The defenders in the article point to “systemic institutional failure” but that is a dangerous slippery slope. The only thing coming close to systematical failure I can see might be the “system” allowing researchers and research labs to run their own servers or possibly approving the collection of the data in the first place. Do these supporters really want central IT controlling and locking down everything and/or approving what type of research data they can gather? I doubt it. However, with this freedom comes responsibility and accountability. This is not “Systematic Failure.” Assuming the server wasn’t properly secured there was a failure, but it was not “systematic” (if the server was properly secured, which sounds unlikely reading this article, then there was no human “failure” but either a technical one or “just” a crime).

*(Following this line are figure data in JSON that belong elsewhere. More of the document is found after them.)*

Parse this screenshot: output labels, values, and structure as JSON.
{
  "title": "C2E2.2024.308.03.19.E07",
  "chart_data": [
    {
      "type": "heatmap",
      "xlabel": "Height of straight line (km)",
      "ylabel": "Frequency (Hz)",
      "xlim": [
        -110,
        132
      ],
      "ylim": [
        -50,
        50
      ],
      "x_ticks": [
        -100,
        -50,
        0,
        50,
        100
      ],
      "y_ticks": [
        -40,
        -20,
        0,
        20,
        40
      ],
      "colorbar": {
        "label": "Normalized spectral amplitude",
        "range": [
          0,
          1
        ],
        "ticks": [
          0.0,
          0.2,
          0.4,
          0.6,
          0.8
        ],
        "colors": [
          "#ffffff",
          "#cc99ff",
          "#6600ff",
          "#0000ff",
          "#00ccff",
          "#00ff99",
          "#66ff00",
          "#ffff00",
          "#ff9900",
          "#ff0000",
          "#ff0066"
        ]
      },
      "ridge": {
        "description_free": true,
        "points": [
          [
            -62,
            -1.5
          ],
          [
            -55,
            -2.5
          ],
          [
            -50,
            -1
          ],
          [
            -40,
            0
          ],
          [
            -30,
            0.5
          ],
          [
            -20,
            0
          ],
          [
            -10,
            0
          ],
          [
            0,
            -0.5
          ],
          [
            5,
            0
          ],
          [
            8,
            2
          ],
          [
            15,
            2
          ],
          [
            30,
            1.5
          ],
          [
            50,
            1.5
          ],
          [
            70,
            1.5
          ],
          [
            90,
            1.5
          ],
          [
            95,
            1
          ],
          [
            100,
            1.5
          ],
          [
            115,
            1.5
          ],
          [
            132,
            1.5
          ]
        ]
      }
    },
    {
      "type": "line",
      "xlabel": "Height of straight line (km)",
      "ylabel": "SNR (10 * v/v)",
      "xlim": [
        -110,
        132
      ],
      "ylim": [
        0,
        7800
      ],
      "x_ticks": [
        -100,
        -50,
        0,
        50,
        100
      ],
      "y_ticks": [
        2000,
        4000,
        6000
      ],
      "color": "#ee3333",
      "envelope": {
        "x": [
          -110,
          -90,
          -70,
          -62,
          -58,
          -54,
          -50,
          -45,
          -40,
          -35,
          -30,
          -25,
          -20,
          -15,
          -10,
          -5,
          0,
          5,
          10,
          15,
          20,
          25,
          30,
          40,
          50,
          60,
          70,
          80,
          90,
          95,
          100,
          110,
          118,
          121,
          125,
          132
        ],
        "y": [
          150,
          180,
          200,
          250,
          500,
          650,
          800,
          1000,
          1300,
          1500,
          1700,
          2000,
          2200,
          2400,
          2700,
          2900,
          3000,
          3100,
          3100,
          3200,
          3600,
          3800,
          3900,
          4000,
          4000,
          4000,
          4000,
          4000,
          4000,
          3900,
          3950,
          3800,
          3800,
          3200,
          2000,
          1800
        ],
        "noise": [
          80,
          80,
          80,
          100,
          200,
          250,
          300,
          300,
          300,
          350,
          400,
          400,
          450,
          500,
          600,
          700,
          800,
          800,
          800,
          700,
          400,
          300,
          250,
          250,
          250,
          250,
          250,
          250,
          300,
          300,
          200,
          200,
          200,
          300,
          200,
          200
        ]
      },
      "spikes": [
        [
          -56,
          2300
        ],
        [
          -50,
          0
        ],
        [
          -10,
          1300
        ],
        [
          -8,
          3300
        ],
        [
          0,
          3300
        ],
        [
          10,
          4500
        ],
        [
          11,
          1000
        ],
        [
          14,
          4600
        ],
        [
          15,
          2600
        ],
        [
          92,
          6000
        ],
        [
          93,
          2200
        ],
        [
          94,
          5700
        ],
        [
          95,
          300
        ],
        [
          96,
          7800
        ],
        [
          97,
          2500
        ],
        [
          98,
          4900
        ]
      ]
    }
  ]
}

The article points out that the researcher constantly gave the person she hired an “excellent” rating a systems administrator (although by her own acknowledgement that she does not know how to secure a server, I am not sure how she could evaluate that – or for that matter what that means in UNC’s context). One thing that any manager needs to take into consideration when evaluating a person is that those evaluations may mean something down the road. The article makes no such mention of what happened to the programmer.

The comments to the article are quite interesting. There are a number of responses on both sides. One of the most pertinent comments is by someone posting as Lala. Lala rote:

Granted that UNC overreacted — dismissal is a bit too much in this case — but why would anyone put Social Security numbers in a dataset that is stored online? This is Data Security 101 stuff. The researcher certainly wasn’t qualified to judge the security of the system’s firewalls but she certainly was aware that she was storing easily-identifiable data in a potentially risky location.

I think this is a very good question. Unless you are absolutely sure you are doing everything you can to protect the data (which the researcher apparently wasn’t based on her own admission she didn’t know about computer security and the faculty review boards conclusion) it seems like a very risky proposition to even collect the data in the first place, let alone put it on the Internet. Unfortunately Social Security Numbers have been used as a unique identifier for years, but I know many institutions (and specifically many libraries) have gone to great lengths to not have that information any more. Without being knowledgeable about thus particular research I can’t say why the researcher needed the SSN or if she considered using some other identifier. This is really what I think is the crux of the matter. Even well-secured servers can be hacked (ask Google , the United Sates Department of Defense, or Iran. The best way to make sure that private data such as Social Security Numbers aren’t hacked is to not have them in the first place.